One of the most frequent questions we get (often whispered after everyone else has left the physical or virtual room) is “How do I help my team handle burnout at work?” Closely followed by an even more quiet whisper, “And what if I’m the one feeling burned out?”
That’s why I was so excited to talk with Jennifer Moss, author of The Burnout Epidemic on my #askingforafriend show to talk about burnout at work, why it happens, and how to address it from an organizational, team, and personal perspective.
What Causes Burnout at Work?
Jennifer shares six main causes of burnout at work
- Excessive workload
- Perceived lack of control
- Lack of recognition
- Poor relationships
- Lack of fairness
- Values mismatch
2:15 Jennifer, what has been a source of strength and inspiration for you over these last couple of years?
Dialing back the activity and slowing down has been very healthy.
- Burnout is sometimes defined as Institutional stress left unmanaged.
- You cannot fix burnout with self-care alone.
- Because the root causes of burnout are institutional, we need to attack the problems much earlier on (“upstream”), looking at societal issues such as leave policies in order to fix challenges. This may mean changing policies to cover non-traditional needs (i.e. parental leave not just for births or bereavement leave for losses beyond the immediate family) and designing policies to meet people where they are at.
- It’s very challenging to encourage people to take breaks when there is so much work because of turnover.
- This may not be the time to have rapid growth acceleration goals or stretch goals.
- Decrease workload by increments.
- Reduce inefficiencies.
- Train more strategically to streamline and save time.
- Encourage lots of communication between team members and leadership.
- We are still acting like we were when the emergency started.
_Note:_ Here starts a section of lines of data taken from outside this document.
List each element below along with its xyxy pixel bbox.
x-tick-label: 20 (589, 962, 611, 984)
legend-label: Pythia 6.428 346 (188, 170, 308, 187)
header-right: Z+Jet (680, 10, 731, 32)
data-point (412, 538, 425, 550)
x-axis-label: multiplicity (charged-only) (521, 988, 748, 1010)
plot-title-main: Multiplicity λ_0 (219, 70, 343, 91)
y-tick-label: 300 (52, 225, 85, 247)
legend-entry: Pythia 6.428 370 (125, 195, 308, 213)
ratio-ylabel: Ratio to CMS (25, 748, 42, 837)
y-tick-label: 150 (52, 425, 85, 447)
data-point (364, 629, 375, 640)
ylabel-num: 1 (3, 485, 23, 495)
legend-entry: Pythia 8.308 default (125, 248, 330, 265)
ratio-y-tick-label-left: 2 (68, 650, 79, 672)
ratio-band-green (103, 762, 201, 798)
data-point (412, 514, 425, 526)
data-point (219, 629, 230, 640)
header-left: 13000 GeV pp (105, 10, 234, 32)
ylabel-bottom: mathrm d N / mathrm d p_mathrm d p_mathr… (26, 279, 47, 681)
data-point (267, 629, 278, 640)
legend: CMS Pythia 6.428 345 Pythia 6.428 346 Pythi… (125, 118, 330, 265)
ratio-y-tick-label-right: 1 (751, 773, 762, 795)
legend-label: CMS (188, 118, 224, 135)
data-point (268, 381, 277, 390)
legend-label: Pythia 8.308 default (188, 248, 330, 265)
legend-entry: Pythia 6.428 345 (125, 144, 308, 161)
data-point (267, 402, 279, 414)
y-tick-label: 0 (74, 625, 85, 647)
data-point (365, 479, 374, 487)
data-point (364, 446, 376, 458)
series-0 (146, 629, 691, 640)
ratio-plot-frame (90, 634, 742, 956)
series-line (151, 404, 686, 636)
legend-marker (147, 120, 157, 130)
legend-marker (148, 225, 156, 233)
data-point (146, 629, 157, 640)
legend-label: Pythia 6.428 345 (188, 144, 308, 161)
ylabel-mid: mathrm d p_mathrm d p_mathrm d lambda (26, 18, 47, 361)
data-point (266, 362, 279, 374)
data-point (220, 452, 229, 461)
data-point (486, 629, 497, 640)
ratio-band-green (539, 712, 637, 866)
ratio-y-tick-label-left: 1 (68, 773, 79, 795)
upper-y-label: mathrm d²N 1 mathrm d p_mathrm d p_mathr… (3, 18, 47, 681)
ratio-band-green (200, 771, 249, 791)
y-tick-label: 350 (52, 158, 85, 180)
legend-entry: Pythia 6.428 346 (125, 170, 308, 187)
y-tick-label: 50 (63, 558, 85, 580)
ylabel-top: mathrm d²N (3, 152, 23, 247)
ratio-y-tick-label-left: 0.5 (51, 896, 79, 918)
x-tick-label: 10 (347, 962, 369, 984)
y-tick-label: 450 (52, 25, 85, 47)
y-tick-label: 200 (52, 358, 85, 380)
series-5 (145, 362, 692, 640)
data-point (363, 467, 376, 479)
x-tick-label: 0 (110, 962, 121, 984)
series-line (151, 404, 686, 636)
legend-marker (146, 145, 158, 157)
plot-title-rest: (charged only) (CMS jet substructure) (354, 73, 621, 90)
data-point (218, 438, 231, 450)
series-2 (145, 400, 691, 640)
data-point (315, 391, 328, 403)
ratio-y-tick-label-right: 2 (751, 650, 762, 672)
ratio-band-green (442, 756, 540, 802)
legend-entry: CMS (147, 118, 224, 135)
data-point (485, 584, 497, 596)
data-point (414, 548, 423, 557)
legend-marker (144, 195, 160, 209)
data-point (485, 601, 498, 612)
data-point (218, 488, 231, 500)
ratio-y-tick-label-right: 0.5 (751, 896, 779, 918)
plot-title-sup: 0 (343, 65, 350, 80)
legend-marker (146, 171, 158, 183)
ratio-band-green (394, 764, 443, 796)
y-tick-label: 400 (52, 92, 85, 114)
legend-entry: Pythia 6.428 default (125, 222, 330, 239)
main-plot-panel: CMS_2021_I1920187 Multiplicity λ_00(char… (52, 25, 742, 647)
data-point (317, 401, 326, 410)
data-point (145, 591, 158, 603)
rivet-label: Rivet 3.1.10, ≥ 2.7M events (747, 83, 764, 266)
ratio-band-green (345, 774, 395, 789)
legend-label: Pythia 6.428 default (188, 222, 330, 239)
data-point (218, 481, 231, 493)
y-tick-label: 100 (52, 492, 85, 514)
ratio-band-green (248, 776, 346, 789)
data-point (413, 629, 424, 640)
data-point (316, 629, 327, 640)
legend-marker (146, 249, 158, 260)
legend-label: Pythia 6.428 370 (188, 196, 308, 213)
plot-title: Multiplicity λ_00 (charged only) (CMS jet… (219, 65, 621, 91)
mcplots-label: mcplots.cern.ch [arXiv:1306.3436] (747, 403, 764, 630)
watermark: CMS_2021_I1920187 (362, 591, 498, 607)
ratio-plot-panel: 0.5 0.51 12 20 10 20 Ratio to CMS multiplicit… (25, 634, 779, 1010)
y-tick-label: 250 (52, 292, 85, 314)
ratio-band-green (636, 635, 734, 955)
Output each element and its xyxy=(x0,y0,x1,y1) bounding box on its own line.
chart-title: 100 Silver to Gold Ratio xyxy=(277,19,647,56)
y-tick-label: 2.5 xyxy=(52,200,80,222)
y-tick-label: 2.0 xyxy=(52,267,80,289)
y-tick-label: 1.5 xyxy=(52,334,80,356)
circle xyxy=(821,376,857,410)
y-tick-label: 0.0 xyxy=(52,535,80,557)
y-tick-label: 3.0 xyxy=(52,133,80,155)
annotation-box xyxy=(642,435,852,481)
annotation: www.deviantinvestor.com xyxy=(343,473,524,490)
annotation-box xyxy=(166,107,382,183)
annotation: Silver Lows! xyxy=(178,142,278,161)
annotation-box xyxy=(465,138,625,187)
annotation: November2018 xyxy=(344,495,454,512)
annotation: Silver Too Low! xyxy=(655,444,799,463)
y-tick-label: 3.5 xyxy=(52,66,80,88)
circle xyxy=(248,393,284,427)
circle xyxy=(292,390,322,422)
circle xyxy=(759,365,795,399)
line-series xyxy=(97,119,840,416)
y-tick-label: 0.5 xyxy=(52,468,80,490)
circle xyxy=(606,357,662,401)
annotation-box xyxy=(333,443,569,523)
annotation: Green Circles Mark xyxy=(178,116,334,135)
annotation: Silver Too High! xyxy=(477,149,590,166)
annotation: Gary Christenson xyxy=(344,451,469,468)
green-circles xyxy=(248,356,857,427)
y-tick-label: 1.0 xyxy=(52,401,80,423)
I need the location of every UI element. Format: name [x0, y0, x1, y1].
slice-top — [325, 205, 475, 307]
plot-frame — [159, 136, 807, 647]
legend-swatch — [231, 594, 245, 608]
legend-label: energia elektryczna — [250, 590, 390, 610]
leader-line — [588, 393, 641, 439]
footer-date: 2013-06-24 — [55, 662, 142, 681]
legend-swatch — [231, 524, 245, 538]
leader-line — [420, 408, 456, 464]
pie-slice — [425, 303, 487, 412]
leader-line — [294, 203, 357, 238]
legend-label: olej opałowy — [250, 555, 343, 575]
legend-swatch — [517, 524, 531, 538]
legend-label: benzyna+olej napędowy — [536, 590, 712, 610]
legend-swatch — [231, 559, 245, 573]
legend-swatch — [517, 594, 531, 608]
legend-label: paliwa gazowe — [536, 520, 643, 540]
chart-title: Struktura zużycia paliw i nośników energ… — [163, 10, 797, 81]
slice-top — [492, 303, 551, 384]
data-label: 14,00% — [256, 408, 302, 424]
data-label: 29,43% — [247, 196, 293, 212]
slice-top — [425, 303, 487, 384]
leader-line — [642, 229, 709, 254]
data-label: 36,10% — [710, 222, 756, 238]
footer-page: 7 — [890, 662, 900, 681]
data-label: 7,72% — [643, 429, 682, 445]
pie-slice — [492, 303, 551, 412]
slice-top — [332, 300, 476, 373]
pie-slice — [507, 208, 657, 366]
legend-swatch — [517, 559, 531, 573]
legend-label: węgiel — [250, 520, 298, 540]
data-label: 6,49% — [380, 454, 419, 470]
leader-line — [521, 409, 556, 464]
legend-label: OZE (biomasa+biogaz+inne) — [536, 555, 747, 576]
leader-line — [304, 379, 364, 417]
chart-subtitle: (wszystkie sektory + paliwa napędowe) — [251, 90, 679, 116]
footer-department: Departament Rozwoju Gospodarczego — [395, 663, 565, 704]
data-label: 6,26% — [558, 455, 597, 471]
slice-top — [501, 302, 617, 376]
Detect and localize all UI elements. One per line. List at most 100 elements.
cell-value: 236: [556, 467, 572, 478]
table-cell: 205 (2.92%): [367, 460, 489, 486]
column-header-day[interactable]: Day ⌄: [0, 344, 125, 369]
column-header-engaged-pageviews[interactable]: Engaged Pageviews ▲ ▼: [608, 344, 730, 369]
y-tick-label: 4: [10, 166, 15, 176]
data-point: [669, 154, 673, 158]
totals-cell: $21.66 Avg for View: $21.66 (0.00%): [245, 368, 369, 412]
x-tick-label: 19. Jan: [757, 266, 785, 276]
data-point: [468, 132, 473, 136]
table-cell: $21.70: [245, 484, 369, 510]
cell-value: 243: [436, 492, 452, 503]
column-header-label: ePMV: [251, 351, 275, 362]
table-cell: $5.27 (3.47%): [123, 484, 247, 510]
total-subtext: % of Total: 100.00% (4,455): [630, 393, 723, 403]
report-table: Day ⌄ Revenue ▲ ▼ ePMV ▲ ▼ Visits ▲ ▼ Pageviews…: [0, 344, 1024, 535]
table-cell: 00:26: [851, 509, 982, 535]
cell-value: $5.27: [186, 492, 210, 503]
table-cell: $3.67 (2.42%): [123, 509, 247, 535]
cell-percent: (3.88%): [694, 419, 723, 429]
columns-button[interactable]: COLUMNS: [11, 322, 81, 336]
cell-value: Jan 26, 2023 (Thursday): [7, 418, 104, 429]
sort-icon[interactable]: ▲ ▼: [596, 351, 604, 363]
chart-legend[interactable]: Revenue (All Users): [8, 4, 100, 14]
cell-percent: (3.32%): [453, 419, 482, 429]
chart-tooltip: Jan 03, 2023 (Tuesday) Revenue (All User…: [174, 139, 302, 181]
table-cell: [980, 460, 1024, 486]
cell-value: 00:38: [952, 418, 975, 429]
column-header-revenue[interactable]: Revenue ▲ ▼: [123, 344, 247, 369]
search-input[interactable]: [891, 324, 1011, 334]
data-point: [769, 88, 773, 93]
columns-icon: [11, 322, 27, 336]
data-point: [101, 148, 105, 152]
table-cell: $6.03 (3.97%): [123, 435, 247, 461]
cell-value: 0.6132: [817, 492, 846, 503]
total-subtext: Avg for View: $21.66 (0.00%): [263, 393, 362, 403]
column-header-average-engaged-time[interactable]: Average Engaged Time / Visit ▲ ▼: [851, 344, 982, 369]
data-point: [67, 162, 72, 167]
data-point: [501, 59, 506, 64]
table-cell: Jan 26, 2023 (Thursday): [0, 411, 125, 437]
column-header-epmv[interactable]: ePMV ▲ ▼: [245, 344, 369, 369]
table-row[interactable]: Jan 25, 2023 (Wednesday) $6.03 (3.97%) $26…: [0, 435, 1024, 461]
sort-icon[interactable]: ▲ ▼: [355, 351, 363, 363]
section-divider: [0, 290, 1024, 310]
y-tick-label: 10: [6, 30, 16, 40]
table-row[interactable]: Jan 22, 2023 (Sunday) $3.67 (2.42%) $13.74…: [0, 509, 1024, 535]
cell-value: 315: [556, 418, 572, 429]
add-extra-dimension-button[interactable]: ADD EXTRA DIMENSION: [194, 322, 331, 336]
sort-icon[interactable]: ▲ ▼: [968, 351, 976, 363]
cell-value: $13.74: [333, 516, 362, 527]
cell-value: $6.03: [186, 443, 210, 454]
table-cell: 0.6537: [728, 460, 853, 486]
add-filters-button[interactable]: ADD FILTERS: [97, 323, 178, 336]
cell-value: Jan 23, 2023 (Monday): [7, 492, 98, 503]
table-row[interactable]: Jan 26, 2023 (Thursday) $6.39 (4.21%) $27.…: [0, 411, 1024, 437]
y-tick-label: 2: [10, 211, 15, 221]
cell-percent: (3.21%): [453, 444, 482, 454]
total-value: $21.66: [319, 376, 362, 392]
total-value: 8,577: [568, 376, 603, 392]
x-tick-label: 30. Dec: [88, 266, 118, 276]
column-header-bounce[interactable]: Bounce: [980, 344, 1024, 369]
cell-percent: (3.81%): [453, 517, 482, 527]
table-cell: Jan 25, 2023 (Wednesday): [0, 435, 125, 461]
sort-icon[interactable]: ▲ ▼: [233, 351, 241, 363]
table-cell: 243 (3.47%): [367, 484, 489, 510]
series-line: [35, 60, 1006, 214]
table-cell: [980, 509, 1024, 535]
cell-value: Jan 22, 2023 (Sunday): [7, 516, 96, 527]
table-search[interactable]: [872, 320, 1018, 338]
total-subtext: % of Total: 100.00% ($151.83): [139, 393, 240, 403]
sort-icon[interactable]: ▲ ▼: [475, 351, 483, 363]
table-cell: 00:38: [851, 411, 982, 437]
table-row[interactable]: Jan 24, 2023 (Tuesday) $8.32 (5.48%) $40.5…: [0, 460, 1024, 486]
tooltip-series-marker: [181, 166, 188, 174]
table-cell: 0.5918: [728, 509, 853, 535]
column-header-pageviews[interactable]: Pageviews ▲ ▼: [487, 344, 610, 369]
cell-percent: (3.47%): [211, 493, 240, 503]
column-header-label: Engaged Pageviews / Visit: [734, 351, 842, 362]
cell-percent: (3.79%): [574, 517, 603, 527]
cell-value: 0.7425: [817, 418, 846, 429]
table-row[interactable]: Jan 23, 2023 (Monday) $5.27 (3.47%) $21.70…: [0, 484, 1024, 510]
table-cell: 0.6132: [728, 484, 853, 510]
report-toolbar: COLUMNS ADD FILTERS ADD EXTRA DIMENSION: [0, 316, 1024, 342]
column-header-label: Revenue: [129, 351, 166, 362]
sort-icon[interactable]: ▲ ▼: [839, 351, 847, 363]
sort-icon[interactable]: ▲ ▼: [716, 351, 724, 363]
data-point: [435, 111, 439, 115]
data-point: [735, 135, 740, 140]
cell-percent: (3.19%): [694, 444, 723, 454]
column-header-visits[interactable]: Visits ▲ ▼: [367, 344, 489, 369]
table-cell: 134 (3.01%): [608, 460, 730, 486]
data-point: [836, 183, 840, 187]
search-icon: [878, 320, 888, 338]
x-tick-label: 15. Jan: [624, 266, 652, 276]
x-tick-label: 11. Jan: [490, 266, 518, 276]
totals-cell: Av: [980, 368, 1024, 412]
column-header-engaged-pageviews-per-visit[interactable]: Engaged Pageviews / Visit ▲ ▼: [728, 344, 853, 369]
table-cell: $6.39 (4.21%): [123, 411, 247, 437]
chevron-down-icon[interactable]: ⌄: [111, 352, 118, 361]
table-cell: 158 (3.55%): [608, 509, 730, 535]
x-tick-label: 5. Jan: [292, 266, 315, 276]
There has been a large increase in meetings, chats, and emails.
- Change the expectations of who should be at meetings, how long they need to stay in the meeting, and make meetings more actionable.
- Determine what communications are really needed.
Not being invited to a meeting isn’t a slight – it’s a gift.
- Ask your team before deciding on certain policies or benefits:
- “How much do you want to be in the office?”
- “Do you enjoy the holiday parties or not?”
- “Is yoga with the boss comfortable?”
- “Are virtual happy hours really beneficial or is it one more thing to do?”
- Also, be careful not to be tone-deaf (i.e. fitness challenges when there are people less physically able to participate.)
- Remember that a committee planning wellness/culture initiatives are not just for deciding – it should be about asking.
Frequent, consistent, active listening is key.
- Burnout was first defined as “caregiver syndrome.”
- Highly engaged workers care so much and therefore can be extremely stressed.
- If you feel like you are no longer getting joy out of your work or are feeling disassociated or cynical, that may be a sign of burnout.
- Overworking people can devalue their passion, which can negatively affect the community and economy as a whole (particularly if their role involves direct service to the community as in healthcare, teaching, etc. and we lose the ability to meet community needs because of a lack of workers.)
67% of people surveyed felt like they could not talk about mental health at work. It’s starting to change. If you don’t feel safe talking about it, see if there are more anonymous means (i.e. telehealth options) by which you can take care of yourself, or decide how long you want to work at that company.
- The social contract with our workplaces is changing, but it’s still a transactional relationship that needs to be mutually beneficial.
- Asking what people need is key. Talk to employees about your role and consider yourself a mental health conduit, even if not a mental health professional.
- Overcommunicate about the tools and options available.
- Spend time with the HR team (who often feel siloed) to learn about options/policies. Give them data that will help them craft healthy policies.
There’s no right way to feel right now. We are in a bit of a healing phase while dealing with uncertainty. It’s time to give ourselves more grace and compassion. Acknowledge that we can’t do it all. Instead, cheer yourself on for making it through another day. Also, give that grace and compassion to others.